LIT 304 - Self-Narration Before and After Proust


This course will explore examples of self-narration in French literary works (in English translation) prior to and throughout the twentieth century, with Marcel Proust’s Swann’s Way situated as the text alongside which and against which we will read other texts of self-narration, both autobiographical and fictional. The modes, gestures, and habits of self-narration that dominate contemporary life and that are immediately familiar today have rich literary examples. Self-fashioning, self-exploration, giving an account of oneself, organizing the relationship between one’s past and present, identifying meaningful patterns in the experiences of daily life; all of these may be considered components of a project of self-narration. Although this course will entail discussion of theoretical questions surrounding the project of self-narration (for instance, autofiction, the autobiographical pact, writing and memory, writing and the self), the primary focus of the course will be careful reading of the literary texts themselves, with emphasis on formal analysis.
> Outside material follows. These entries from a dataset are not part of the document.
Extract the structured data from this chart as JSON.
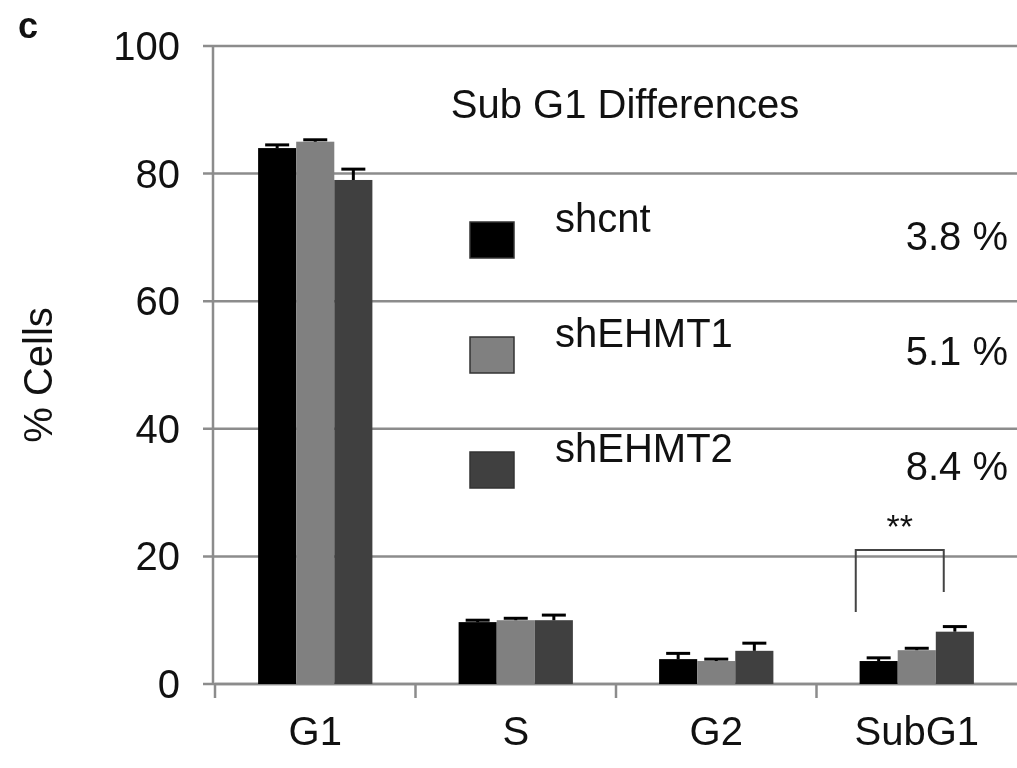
{
  "chart_data": {
    "type": "bar",
    "ylabel": "% Cells",
    "categories": [
      "G1",
      "S",
      "G2",
      "SubG1"
    ],
    "series": [
      {
        "name": "shcnt",
        "color": "#000000",
        "values": [
          84.0,
          9.7,
          3.9,
          3.6
        ],
        "errors": [
          0.5,
          0.3,
          0.9,
          0.5
        ]
      },
      {
        "name": "shEHMT1",
        "color": "#808080",
        "values": [
          85.0,
          10.0,
          3.6,
          5.3
        ],
        "errors": [
          0.3,
          0.3,
          0.3,
          0.3
        ]
      },
      {
        "name": "shEHMT2",
        "color": "#404040",
        "values": [
          79.0,
          10.0,
          5.2,
          8.2
        ],
        "errors": [
          1.7,
          0.8,
          1.2,
          0.8
        ]
      }
    ],
    "ylim": [
      0,
      100
    ],
    "yticks": [
      0,
      20,
      40,
      60,
      80,
      100
    ],
    "grid": "y",
    "legend": "center",
    "annotations": [
      "c",
      "Sub G1 Differences",
      "3.8 %",
      "5.1 %",
      "8.4 %",
      "**"
    ]
  }
}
Authors read include Rousseau, Proust, Sartre, de Beauvoir, Leiris, Sarraute, Modiano, and Chamoiseau. LIT courses conducted in English.

Unit(s): 1
Group Distribution Requirement(s): Distribution Group I
Instructional Method: Conference
Grading Mode: Letter grading (A-F)
Group Distribution Learning Outcome(s):
  • Understand how arguments can be made, visions presented, or feelings or ideas conveyed through language or other modes of expression (symbols, movement, images, sounds, etc.).
  • Analyze and interpret texts, whether literary or philosophical, in English or a foreign language, or works of the visual or performing arts.
  • Evaluate arguments made in or about texts (whether literary or philosophical, in English or a foreign language, or works of the visual or performing arts).